Abstract

To investigate trends, costs, relative safety, and potential savings of inpatient versus outpatient percutaneous kidney and liver biopsies in the pediatric population. Data on admission type and cost (using billed charges as a cost-surrogate) from all percutaneous kidney and liver biopsies performed from 2008-2015 was collected using the Pediatric Health Information System (PHIS), a comparative database of patient encounters from 44 US Children’s Hospitals. Regression analysis was performed to evaluate the annual trend in the biopsy patients admitted as inpatients vs outpatients. Costs were compared using the Tukey-Kramer Method (significance: p < 0.05). To assess safety of outpatient biopsies performed by interventional radiology (IR), data was collected on all percutaneous kidney and liver biopsies performed at a single, large tertiary care children’s hospital (“Hospital A”) from 2014-2017, using complications requiring escalation in care (SIR Classifications B-F) as a surrogate for safety. 7,835 kidney and 9,984 liver biopsies were performed by all specialties at all PHIS hospitals.

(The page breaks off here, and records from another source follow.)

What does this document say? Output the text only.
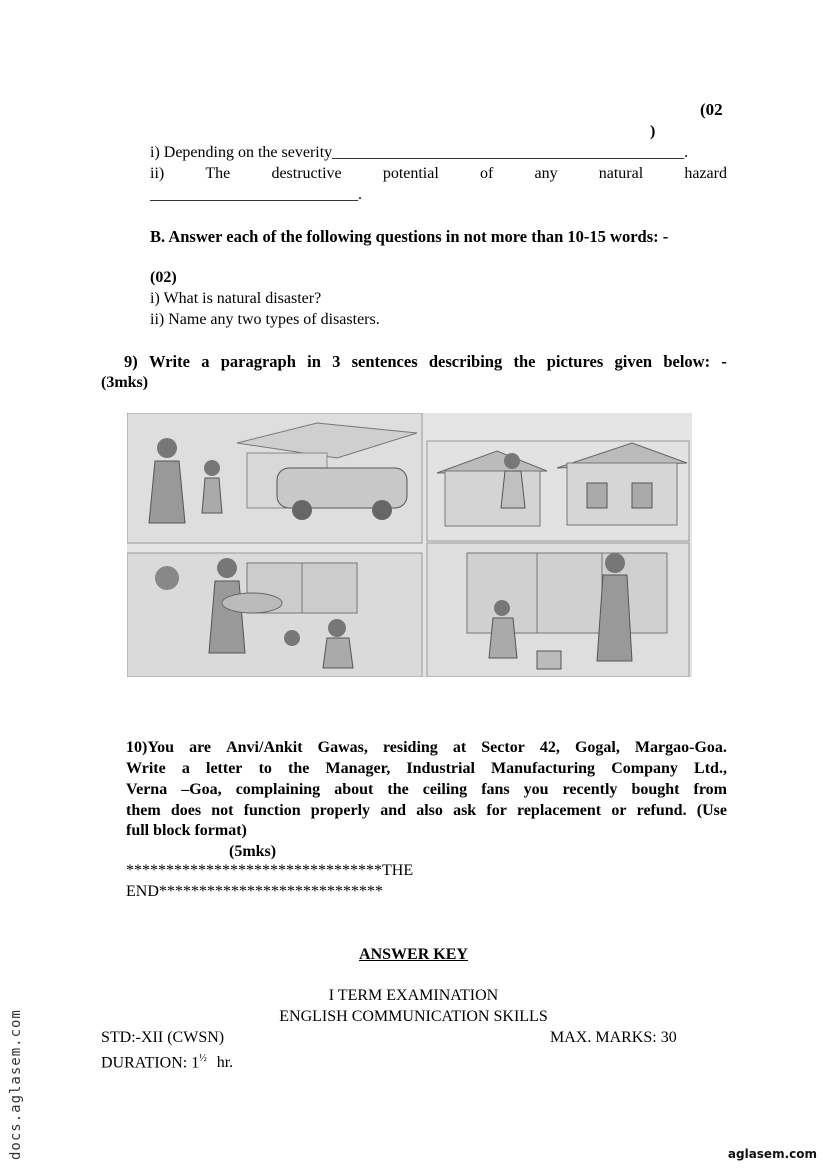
(02
)
i) Depending on the severity____________________________________________.
ii)	The	destructive	potential	of	any	natural	hazard
__________________________.
B. Answer each of the following questions in not more than 10-15 words: -
(02)
i) What is natural disaster?
ii) Name any two types of disasters.
9) Write a paragraph in 3 sentences describing the pictures given below: -
(3mks)
10)You are Anvi/Ankit Gawas, residing at Sector 42, Gogal, Margao-Goa.
Write a letter to the Manager, Industrial Manufacturing Company Ltd.,
Verna –Goa, complaining about the ceiling fans you recently bought from
them does not function properly and also ask for replacement or refund. (Use
full block format)
(5mks)
********************************THE
END****************************
ANSWER KEY
I TERM EXAMINATION
ENGLISH COMMUNICATION SKILLS
STD:-XII (CWSN)	MAX. MARKS: 30
DURATION: $1^{\frac{1}{2}}$ hr.
docs.aglasem.com	aglasem.com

Regression analysis showed a significant annual decline in percentage of kidney (-0.6%, p = 0.008) and liver (-3.0%, p = 0.01) biopsies. Notably, > 15% and >10% of kidney and liver biopsies were still performed as inpatients as of 2015, respectively. Costs were significantly (p < 0.0001) higher for inpatient biopsies (mean: $65,872 + $201,572 for kidney, mean: $173,331+ $505,177 for liver) vs outpatients (mean: $13,410 + $7,385 kidney, mean: $10,338+ $7,273 liver). 223 kidney biopsies and 441 liver biopsies were performed on outpatients from 2014-17 by IR at Hospital A. Percutaneous kidney biopsy complication rate = 1.3% (1 SIR class C, 2 SIR class D). Percutaneous liver biopsy complication rate = 0.2% (1 SIR Class C). A substantial percentage of pediatric patients are still admitted as inpatients for postprocedure monitoring following percutaneous kidney and liver biopsies. Our study shows that these procedures can be done safely by IRs as outpatients, offering substantial potential cost savings for healthcare systems.